When most people think of mayonnaise, a jar of Hellman’s is sure to pop up. It’s easy to just grab one and stick it in your shopping cart. The concept of making it yourself seems tedious and unnecessary. But in actuality, it’s just as easy as making any other sauce or dressing.

The key—according to Ina Garten, Alton Brown, Julia Child, or any other great chef—is having ingredients that are room temperature. That is especially true for the eggs. Americans keep their eggs in the refrigerator while Europeans happily keep their eggs on the countertop. Even European supermarkets have them in the dry goods section and not refrigerated. That may be because they use them more often in recipes or they just like the fuller taste of the egg when it’s not cold.

To be fair, if you’re going to use your eggs frequently, it’s probably just fine to leave them out. But if you don’t use them all the time for breakfast, lunch and dinner, then keeping them in the fridge is probably the best spot.

But when it comes to mayonnaise, Americans view it as a condiment right up there with mustard and ketchup. Sure, it can be. But the French, in particular, view it as an elegant sauce. The flavor is bright with the acidic touch of lemon and the texture is silky smooth.

“Mayonnaise like hollandaise is a process of forcing egg yolks to absorb a fatty substance, oil in this case,” Julia Child is quoted as saying, “and to hold it in thick and creamy suspension.”

It is an emulsion in which the oil you use becomes the predominant flavor, so be careful to choose something neutral. Unless of course, you want a different kind of flavor. In that case, you may want to balance three parts of a nutty or fruity oil with one part neutral.

And that’s the thing about mayonnaise: it’s a base for so many other flavors. Add garlic, it’s aioli. Add basil and Parmesan, it’s a crudité dip. Add Dijon, capers, and cornichons, it’s a rémoulade. Add tomato and roasted red pepper, it’s a Sauce Andalouse. Curry. Saffron. Horseradish! The possibilities are endless.

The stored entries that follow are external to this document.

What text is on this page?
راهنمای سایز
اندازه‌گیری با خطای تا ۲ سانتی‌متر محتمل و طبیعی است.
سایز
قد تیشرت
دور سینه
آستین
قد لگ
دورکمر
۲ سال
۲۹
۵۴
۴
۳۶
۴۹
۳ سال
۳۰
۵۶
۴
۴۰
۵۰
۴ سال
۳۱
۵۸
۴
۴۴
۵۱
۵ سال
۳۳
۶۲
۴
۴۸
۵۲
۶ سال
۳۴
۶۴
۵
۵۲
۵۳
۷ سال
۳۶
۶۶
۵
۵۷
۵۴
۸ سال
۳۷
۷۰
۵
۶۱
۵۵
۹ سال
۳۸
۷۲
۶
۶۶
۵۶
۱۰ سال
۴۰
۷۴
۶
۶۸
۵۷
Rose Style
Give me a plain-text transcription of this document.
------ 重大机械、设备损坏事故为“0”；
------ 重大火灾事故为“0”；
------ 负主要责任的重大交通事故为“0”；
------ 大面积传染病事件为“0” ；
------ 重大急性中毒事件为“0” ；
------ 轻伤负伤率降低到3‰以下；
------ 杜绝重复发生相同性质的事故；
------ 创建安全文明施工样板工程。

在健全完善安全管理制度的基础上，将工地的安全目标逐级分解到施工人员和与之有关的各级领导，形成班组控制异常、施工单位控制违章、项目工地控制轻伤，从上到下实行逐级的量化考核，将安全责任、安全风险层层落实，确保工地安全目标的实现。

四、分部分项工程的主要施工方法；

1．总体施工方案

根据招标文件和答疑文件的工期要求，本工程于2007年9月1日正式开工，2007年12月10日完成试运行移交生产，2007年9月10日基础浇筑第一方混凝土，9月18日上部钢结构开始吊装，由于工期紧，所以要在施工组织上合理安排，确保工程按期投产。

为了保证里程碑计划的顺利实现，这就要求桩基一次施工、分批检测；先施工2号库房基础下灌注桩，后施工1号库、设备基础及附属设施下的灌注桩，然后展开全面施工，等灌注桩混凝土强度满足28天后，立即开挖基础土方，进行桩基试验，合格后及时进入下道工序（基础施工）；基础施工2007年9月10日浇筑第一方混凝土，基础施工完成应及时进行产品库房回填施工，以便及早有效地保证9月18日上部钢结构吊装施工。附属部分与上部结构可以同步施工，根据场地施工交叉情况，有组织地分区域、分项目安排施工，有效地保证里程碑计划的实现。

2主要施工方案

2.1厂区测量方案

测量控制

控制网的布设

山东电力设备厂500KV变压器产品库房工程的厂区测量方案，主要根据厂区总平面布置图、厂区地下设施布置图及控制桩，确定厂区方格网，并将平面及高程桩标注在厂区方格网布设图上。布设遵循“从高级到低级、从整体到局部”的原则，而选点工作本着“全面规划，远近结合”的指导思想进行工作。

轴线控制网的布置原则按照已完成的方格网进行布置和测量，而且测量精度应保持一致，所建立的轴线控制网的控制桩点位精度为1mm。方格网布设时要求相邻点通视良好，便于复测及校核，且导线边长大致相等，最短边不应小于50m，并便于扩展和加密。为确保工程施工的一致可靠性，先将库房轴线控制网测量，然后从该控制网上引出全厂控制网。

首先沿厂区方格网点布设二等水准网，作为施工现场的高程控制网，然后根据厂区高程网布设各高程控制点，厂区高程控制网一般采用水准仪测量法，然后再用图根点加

Of all the recipes you can sift through—like Mastering the Art of French Cooking, which devotes an entire section to “The Mayonnaise Family”—the following recipe is probably the one I like the best. (Thank you, Martha Stewart.)

Here you go:

2 large egg yolks
1 tsp. Dijon mustard
4 tsp. lemon juice
1 c. vegetable oil
salt and pepper to taste

You can whisk, blend, or place in a food processor. Pulse yolks, mustard, and lemon juice until thoroughly combined. Add oil slowly in steady stream. (If using a processor or blender, keep it running as you add the oil. If whisking, keep it going until the color turns a soft yellow and the consistency nicely thickens.) Season with salt and pepper. Can be refrigerated and kept for up to one week.


(Note: I felt the recipe was a touch thick. If you’d like to thin it out, you can add a little more lemon juice or white wine vinegar.)